Star Wars fan Steven Jones, founder of the Seafarers Happiness Index, writes for Splash on 2025’s International Day of the Seafarer, channelling his inner Mandalorian.
On this International Day of the Seafarer, we celebrate an extraordinary tribe among us, a small, resilient band of individuals who, much like the fictional Mandalorians of Star Wars lore, live by a code that few outsiders can ever know or understand.
A sense of shared seafaring reality binds together men and women across oceans, languages, and generations, emphasising resilience, unwavering duty, and ironclad commitment to getting the job done.
“This is the Way” perfectly captures the unspoken stoic ethos guiding the world’s 1.9 million seafarers. These silent enablers of our global civilisation have not only shaped culture but continue to deliver prosperity to every corner of our world.
This is the way: The seafarer’s code
When storms rage and waves tower, when bones ache with fatigue and hearts with homesickness, seafarers stand firm. Perhaps too firm, as mental health burdens can mount swiftly and silently. Instilled in crew is the ethos that complaints cannot calm the sea. Theirs is a world of constant adaptation, taking good where found, confronting hardship head-on.
Shared endeavour passed through generations, from sail through steam, from sextant to AI. The fundamental values endure, competence remains non-negotiable, reliability expected, and the work completed without fanfare or recognition.
Behind the mask
Our world depends entirely on this small group, yet increasingly they are ignored, even erased from our cultural consciousness. Without seafarers, our global aspirations for peace, prosperity, and collective progress falter and fail.
Like the Mandalorian never revealing their face, seafarers wear an invisibility that keeps them from public awareness. Despite enabling world trade, they remain anonymous figures, identities subsumed by function.
We the industry know, the containership delivering your smartphone, the tanker fuelling your car, the bulk carrier transporting food and raw materials, all operated by individuals whose faces remain unseen, names unknown. Until something goes wrong, then suddenly the mask is lifted. We are failing to get that story across to the world outside our offices, conventions and bi-annual beanos.
This anonymity exacts a psychological toll. Living months apart from society, missing life’s milestones, seafarers develop a stoicism that both shields and isolates them, creating protectors who themselves remain all too often unprotected.
The small clan that moves the world
Seafarers traverse ports, oceans, and time zones while the world barely notices. So, we must use days of celebration to amplify their story—those who have sailed, who sail now, and who will sail tomorrow are the shapers of our collective future.
The parallel with Mandalorians is striking in their disproportionate impact. Just as those fictional warriors influence galactic events beyond their numbers, our world’s seafarers, fewer people than in many mid-sized cities, enable global commerce. This astonishing leverage and value which demands and deserves greater recognition from society.
Modern civilisation exists because these few seafarers carry the many. This vital dependence on their bravery, willingness, and skill must become our central message. Where once, we celebrated seafarers as legends, the explorers, warriors, national heroes. Today, their names go unrecognised, their exploits ignored.
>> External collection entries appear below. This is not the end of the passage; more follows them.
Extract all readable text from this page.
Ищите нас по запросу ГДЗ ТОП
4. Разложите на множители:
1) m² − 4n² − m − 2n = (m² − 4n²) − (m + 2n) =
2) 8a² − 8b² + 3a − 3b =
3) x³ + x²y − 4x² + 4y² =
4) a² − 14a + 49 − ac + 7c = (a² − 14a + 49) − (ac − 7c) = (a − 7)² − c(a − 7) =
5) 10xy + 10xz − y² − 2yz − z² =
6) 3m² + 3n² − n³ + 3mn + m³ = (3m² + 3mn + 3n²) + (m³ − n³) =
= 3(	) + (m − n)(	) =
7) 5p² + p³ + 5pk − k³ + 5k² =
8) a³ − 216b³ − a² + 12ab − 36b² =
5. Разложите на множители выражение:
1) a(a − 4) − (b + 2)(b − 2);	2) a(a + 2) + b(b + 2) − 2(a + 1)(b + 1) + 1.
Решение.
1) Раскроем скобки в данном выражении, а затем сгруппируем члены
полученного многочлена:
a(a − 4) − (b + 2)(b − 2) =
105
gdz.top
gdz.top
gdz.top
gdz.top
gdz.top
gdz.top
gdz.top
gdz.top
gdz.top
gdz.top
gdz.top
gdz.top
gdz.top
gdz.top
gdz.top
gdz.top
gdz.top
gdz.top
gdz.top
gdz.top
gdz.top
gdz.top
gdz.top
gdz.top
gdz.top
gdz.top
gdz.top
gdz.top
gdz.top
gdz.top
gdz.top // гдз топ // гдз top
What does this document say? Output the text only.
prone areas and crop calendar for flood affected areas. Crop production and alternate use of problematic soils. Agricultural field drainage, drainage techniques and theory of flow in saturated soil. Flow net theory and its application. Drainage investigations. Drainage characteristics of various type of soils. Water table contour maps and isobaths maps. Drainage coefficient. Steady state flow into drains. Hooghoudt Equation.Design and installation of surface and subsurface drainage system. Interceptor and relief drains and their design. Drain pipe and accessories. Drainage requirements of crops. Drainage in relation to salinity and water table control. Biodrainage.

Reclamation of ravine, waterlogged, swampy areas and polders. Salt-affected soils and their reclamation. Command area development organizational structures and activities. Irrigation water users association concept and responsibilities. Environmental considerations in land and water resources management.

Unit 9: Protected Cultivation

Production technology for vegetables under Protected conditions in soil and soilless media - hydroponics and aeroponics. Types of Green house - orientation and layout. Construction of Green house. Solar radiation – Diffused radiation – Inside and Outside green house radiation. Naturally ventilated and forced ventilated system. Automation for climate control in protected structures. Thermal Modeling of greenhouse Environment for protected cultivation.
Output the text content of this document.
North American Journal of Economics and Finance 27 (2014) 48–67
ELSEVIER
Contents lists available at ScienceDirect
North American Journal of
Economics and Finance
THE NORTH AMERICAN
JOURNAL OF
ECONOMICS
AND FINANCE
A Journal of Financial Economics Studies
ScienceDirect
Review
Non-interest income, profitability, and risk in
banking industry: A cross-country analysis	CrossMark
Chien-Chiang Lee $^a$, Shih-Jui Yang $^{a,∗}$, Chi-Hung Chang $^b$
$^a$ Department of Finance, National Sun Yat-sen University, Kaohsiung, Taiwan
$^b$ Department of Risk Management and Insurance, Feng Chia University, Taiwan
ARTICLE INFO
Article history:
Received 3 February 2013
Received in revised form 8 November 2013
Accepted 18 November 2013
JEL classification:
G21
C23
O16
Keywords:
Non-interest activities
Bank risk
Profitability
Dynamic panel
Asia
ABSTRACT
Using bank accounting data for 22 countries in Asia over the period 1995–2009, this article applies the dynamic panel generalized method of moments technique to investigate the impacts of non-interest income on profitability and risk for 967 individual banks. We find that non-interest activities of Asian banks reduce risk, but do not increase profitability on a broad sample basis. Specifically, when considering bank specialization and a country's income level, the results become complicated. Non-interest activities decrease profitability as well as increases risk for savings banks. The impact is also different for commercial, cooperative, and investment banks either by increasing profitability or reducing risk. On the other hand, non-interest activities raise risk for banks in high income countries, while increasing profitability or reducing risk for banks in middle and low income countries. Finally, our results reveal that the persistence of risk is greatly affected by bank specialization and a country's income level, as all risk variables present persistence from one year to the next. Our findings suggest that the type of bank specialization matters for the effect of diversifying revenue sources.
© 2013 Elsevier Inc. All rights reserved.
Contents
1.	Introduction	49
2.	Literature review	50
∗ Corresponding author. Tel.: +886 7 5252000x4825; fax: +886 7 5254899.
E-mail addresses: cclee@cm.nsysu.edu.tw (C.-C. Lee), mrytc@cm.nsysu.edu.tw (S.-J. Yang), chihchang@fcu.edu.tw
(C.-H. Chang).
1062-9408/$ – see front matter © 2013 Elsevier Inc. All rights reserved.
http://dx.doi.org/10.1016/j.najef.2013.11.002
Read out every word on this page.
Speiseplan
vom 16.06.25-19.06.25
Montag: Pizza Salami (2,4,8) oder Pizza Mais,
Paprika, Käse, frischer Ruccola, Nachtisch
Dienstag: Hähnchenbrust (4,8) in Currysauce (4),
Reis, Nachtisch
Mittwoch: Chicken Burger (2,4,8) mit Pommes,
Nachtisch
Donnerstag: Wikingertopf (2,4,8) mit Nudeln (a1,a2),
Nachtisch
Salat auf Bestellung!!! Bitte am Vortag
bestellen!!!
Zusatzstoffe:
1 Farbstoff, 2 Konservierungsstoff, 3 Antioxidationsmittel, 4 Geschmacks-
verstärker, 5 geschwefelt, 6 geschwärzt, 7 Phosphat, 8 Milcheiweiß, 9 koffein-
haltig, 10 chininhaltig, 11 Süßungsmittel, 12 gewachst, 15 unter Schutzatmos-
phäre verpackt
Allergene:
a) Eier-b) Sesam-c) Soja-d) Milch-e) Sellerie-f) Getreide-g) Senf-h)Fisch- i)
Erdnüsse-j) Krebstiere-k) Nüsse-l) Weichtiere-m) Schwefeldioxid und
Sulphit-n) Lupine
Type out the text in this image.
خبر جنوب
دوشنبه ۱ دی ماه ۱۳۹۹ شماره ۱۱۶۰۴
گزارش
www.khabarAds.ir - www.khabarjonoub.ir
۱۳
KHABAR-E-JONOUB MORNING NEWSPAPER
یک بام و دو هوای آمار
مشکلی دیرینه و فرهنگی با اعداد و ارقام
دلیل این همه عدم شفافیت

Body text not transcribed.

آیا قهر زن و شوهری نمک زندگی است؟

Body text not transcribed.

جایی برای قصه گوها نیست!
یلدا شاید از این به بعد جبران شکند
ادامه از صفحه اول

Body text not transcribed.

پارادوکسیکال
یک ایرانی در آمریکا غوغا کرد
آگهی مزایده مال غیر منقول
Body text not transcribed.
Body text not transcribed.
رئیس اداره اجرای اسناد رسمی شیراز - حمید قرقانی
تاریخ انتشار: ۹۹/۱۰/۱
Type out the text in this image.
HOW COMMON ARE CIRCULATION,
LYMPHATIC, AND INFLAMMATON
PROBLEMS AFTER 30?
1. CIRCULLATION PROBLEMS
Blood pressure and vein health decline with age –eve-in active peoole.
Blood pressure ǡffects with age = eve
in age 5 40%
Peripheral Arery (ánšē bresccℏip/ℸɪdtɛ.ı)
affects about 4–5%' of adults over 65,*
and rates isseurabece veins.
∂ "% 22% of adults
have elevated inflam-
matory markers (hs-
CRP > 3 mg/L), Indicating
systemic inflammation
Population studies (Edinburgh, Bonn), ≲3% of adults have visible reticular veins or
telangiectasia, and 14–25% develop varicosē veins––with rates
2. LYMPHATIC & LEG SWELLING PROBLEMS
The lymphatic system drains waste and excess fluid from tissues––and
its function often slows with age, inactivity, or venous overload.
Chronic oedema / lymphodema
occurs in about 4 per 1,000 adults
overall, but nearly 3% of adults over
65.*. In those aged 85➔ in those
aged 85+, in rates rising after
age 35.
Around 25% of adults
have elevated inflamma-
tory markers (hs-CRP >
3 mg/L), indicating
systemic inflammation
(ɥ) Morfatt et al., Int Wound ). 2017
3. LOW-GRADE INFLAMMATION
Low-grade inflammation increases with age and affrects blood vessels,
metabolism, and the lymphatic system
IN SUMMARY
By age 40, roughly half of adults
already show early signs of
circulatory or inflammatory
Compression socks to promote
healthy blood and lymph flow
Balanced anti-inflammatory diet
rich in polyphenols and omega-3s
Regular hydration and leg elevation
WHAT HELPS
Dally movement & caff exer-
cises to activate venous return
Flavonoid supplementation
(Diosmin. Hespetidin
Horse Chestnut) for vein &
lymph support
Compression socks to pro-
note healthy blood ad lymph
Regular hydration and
Despite occasional acknowledgment as essential workers, too many suffer at the hands of rogue recruiters, facing wrongful imprisonment, or enduring abandonment without basic necessities. They tell us plainly in the Seafarers Happiness Index, we must do better.
Passing down the helmet
The seafaring community faces a challenge familiar to the fictional Mandalorians: ensuring their way of life continues. With an ageing workforce and recruitment challenges, the maritime industry must find ways to attract new generations while honouring traditions.
We need to communicate the way, our way. The discipline, the fraternity, the pride in silent service. There are few people braver, giving more to the world than seafarers. The sacrifice for anyone who stands at the bottom of the gangway, and climbs to a new life of months aboard a ship needs to be celebrated and revered.
So, as we celebrate this International Day of the Seafarer, let us recognise these modern maritime Mandalorians among us. Their duty, resilience, and quiet competence enables our way of life.
We have to find the ways to support seafarer welfare organisations, to advocate for fair treatment, to make life as rewarding for them as they do for us. We have to build pride back into the mix, to have the means of young people seeing seafarers as something to respect, revere and aspire to be.
The way of the seafarer must continue. For in their hands lies not just cargo, but the connected world as we know it. This is the way, this is the Day of the Seafarer.